L'appareil balaye l'espace en quelques minutes de milliers de rayons infrarouge à 360°. © Trimble
L'appareil balaye l'espace en quelques minutes de milliers de rayons infrarouge à 360°.
C’est une nouvelle ère qui s’ouvre aux métalliers. La prise de côtes par scanner laser 3D permet un gain de temps et de précision considérable. La démarche s’inscrit aussi dans le processus de digitalisation du bâtiment. Le coût d'acquisition reste élevé et la technologie impose une formation pointue. Les avantages sont cependant déterminants dans plusieurs cas de figure.

Les relevés changent de dimension

La prise de côtes est à la base de tout travail de métallerie. Sur du neuf, mais surtout sur l’existant, ce travail détermine pour une part considérable la réussite (ou le fiasco…) d’une opération. Avec un mètre à ruban ou un télémètre, le professionnel prend ses mesures et les reporte sur un carnet. C’est plus ou moins rapide selon le site et la complexité de l’ouvrage à installer. Cette technique a prouvé son efficacité et restera encore adaptée pour longtemps. Cependant, depuis quelques années émerge la prise de côtes par scanner laser 3D. Réservée à ses débuts aux géomètres experts, elle tend à se « démocratiser » vers d’autres métiers, dont certains dans le BTP. On passerait ainsi du mètre où l’on peut être à deux personnes sur une matinée à une machine travaillant seule et qui, en quelques minutes, fourni des millions de points de mesure.

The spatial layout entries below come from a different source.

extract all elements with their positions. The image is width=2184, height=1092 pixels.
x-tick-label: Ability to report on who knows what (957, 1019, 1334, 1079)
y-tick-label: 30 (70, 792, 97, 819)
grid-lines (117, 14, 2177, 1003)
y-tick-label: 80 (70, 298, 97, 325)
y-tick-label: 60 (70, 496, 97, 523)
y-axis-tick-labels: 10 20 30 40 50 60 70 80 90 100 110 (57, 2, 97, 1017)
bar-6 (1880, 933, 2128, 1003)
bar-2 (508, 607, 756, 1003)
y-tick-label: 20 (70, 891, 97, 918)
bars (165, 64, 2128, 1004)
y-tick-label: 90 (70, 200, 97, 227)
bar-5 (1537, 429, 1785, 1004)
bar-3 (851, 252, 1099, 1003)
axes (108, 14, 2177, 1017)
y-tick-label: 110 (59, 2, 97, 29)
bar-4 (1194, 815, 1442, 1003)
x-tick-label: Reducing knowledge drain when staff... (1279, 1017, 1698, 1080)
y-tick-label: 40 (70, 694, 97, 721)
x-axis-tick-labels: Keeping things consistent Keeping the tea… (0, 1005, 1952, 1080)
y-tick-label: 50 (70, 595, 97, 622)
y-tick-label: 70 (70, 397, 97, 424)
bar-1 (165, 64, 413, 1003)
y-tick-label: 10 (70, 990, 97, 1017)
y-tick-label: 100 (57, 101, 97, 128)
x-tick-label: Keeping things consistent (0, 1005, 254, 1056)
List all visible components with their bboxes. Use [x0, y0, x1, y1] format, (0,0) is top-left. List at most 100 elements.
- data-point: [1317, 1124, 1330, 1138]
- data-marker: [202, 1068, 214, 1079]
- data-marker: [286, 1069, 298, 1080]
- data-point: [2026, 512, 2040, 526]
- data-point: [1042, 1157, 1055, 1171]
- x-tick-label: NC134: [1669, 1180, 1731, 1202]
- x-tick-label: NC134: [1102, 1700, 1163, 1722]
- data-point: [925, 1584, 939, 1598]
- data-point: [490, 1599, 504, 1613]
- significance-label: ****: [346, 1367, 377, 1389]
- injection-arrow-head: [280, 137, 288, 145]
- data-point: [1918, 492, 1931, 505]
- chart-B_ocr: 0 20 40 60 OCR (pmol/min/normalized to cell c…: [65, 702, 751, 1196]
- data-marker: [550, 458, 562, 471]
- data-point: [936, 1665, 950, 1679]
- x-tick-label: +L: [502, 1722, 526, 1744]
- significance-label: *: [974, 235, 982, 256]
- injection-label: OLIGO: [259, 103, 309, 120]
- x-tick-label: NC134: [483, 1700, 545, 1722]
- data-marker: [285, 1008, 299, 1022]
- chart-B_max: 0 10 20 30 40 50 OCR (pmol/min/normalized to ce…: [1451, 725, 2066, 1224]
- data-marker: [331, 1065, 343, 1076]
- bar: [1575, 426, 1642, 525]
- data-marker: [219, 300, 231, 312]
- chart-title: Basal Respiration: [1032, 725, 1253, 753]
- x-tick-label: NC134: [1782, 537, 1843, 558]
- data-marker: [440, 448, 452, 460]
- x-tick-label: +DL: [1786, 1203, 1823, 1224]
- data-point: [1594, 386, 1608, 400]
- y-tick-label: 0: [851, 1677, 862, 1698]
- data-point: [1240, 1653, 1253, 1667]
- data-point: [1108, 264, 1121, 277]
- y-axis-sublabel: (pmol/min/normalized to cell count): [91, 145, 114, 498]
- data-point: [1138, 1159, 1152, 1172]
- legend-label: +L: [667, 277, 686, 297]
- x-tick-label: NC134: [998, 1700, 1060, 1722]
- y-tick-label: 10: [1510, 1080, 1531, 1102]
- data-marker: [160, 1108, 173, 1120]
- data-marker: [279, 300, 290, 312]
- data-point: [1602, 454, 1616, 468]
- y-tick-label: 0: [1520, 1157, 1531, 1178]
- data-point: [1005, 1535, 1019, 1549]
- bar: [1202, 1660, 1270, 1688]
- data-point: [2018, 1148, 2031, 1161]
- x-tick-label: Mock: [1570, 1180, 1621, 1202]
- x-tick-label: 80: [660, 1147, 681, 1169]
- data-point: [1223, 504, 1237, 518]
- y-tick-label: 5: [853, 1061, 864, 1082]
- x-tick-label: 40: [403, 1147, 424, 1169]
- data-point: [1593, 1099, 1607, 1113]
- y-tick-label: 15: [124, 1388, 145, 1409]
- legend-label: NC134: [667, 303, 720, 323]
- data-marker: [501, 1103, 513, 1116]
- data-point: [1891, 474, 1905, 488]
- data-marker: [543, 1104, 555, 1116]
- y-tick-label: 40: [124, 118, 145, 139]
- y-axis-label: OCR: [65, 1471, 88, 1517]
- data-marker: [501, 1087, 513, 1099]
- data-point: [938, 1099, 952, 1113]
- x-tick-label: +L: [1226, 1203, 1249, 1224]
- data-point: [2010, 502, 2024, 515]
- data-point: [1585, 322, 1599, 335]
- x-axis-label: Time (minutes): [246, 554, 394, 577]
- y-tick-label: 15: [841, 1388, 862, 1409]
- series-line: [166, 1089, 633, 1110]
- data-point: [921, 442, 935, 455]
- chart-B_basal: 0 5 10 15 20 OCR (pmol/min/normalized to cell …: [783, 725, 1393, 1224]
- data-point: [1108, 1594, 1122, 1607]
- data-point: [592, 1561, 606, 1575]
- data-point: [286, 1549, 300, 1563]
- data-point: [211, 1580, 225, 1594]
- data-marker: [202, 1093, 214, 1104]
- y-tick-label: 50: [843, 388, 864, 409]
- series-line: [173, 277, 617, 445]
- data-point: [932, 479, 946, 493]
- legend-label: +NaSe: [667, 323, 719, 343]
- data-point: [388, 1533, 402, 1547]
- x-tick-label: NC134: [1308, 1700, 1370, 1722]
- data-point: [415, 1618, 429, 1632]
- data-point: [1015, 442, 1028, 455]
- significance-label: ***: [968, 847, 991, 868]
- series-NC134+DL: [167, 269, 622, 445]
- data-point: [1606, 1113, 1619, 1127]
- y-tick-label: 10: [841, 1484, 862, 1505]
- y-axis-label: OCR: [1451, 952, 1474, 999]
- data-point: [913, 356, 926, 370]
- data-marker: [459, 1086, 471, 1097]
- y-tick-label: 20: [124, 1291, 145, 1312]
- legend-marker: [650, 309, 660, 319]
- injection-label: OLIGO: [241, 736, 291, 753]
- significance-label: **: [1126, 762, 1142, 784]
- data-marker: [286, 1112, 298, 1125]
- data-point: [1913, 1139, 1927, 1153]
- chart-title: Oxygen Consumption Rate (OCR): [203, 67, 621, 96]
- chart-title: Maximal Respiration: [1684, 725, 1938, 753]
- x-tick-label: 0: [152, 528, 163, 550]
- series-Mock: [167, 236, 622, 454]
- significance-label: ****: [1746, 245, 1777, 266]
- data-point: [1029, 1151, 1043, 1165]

D’un côté l’humain avec son aisance mais aussi sa marge d’erreur, de l’autre la machine autonome et son implacable précision… C’est une ère nouvelle qui est indiscutablement boostée par l’impératif de gain de temps et de précision.

Est-ce pour autant la panacée ? Pas sûr que dans toutes les situations cette technologie se montre ultra-performante. Loin de nous l’idée qu’un tel appareil puisse mettre au rebut les outils classiques de mesure, là n’est pas la question. En revanche, ne pas s’y intéresser de près, c’est prendre le risque de passer à côté d’une étape clé dans le processus de digitalisation du bâtiment qui, à terme, concernera tout le monde.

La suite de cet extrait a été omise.